Perez continued to demand money from the couple, with the couple noting that he “assured them he would correct the poor workmanship,” the lawsuit said.
That’s when Judith was diagnosed with cancer. Despite this harrowing turn of events, they were still excited to move by mid-December, the due date on the repairs.
Their newly purchased home remained in disrepair, past the deadline.
Judith immediately texted the contractor, demanding answers.
“This is Marc’s daughter, dad passed away on the 7th of December in a car accident. Sorry,” the response read, according to the lawsuit.

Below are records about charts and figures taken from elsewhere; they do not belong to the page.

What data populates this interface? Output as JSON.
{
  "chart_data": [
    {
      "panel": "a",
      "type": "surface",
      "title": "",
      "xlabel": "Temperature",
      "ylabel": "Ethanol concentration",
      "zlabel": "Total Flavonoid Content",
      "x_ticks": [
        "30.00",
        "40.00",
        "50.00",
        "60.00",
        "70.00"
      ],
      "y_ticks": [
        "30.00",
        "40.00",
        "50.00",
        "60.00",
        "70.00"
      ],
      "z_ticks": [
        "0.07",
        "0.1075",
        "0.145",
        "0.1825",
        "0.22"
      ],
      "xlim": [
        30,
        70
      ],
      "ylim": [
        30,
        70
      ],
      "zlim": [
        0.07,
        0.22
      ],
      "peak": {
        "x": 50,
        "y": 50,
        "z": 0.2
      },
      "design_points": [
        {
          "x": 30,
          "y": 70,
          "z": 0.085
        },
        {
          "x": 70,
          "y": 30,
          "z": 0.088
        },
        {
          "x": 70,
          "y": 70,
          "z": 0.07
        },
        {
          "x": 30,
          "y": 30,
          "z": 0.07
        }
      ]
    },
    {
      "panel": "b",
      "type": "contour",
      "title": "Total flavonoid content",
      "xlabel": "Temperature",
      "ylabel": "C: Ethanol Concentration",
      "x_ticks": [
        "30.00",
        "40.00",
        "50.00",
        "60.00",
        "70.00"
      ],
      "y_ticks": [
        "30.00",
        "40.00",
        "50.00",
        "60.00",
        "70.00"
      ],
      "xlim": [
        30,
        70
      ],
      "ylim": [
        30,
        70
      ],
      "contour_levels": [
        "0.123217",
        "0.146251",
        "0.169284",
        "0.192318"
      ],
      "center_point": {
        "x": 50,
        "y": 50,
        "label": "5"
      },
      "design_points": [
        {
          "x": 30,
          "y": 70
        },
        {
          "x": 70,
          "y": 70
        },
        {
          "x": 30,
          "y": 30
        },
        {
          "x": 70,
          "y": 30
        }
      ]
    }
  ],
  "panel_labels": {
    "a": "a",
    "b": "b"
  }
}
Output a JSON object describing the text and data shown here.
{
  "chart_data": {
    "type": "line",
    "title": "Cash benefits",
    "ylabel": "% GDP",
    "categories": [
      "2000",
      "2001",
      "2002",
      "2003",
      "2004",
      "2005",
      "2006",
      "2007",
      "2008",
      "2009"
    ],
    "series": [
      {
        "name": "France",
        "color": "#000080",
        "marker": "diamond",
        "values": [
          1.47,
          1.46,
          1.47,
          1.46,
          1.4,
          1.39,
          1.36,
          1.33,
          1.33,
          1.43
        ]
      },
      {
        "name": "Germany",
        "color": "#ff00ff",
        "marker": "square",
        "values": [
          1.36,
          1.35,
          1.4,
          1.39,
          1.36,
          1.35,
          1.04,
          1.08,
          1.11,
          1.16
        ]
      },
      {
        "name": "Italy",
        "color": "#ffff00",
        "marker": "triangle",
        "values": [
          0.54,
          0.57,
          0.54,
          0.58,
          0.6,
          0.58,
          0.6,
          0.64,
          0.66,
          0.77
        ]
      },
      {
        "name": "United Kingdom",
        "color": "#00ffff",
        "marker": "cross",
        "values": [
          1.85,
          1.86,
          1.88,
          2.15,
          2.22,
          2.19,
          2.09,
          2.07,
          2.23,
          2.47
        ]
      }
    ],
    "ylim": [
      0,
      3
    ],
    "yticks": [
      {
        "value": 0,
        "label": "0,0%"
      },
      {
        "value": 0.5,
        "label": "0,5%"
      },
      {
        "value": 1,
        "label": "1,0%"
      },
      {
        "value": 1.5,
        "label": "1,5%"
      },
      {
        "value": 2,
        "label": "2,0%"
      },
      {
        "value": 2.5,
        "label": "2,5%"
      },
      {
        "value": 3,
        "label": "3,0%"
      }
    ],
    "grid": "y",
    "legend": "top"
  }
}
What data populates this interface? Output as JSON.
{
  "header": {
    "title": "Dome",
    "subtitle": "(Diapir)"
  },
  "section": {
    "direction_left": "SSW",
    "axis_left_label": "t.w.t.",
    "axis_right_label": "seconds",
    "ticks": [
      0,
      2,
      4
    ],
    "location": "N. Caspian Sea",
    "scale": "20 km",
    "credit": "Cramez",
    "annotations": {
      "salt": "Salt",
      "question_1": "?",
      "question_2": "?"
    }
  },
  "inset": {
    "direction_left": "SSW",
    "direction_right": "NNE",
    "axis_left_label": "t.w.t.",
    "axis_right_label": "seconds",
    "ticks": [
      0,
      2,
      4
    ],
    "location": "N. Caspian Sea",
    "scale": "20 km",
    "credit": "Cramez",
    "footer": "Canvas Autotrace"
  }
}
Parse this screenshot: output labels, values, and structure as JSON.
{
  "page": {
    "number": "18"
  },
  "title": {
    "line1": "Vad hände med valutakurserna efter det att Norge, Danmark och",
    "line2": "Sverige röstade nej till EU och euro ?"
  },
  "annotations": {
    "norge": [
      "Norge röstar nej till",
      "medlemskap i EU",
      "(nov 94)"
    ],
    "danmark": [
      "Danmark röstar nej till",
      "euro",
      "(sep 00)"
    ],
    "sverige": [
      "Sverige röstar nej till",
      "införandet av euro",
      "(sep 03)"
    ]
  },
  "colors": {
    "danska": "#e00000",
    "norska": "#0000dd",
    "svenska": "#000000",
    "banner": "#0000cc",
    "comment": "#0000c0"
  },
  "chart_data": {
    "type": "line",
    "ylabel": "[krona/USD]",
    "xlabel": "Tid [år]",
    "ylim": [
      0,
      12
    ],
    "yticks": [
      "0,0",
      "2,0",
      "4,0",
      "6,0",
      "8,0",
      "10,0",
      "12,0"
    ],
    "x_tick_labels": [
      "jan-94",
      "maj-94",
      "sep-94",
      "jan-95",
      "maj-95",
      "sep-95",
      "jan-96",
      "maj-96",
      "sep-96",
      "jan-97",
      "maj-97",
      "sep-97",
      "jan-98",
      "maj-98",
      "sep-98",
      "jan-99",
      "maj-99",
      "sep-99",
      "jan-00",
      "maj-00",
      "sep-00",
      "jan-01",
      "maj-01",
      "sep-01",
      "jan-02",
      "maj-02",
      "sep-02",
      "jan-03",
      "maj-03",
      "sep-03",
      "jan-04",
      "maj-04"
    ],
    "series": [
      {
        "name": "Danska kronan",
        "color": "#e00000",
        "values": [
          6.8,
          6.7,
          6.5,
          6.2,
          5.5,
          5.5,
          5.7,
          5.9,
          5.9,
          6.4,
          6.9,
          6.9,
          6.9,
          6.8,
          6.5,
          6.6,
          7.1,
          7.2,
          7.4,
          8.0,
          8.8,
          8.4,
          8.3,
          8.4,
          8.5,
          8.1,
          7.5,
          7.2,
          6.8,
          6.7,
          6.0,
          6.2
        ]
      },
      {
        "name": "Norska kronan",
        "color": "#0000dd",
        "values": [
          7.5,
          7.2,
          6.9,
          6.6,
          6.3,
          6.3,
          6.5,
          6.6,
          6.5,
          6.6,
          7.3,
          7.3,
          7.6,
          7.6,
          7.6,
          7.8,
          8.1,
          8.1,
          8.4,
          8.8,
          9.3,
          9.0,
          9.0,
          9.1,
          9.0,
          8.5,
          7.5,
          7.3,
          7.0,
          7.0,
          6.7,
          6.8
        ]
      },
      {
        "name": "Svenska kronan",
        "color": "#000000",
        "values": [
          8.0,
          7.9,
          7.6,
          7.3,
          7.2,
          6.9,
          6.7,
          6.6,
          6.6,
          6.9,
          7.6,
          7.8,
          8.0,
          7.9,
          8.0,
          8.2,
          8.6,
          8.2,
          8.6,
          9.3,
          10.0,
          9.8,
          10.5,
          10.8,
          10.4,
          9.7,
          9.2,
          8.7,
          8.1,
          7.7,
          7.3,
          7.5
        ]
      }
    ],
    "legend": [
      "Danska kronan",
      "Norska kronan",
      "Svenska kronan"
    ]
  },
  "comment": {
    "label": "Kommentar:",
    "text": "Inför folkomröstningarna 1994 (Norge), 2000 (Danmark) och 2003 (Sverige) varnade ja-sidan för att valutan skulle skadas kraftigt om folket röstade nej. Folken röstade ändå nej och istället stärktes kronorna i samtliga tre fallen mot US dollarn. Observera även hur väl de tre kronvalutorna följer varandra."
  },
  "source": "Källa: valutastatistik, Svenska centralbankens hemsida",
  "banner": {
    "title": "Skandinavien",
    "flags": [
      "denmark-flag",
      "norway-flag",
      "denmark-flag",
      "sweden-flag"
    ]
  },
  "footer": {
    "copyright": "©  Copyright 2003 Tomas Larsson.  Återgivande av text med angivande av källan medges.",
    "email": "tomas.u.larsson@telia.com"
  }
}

Lawsuit: Florida contractor fakes death to dodge angry homeowners https://t.co/4oJGAMcSf2
— Justine unSafe (@FL_narcissist) June 25, 2017
The couple became suspicious and decided to play amateur detective, staking out the contractor’s home. They caught the 52-year-old hopping into his truck one morning in March.
“I never thought someone would go to that extreme to rip someone off,” Glenn, a Vietnam veteran, told reporters.
That’s when the Hollands decided to take Perez to court.
The plaintiffs allege they had to dole out an additional $15,000 to fix their house, in addition to the $7,600 they paid Perez. They are suing for that, and much more, in damages, the Tampa Bay Times has reported.
“I want to get my hands on him,” Glenn recalled. “The man cost us $13,000. He faked his death to avoid paying us. I thought about driving up to him and jumping out.”
The Hollands later discovered that Perez wasn’t even a licensed contractor and that he never paid for any permits. The building was also not up to code, according to the lawsuit.
The county’s Consumer Protection Office has stated that they’re investigating the case.
“You always hear about these things happening, but you never think it would be you,” Glenn said. “It frustrates me that there are people like this.”
A reporter phoned Perez, to ask about the lawsuit, and a man, reportedly the contractor, answered and claimed to be someone else. The next day the number was disconnected.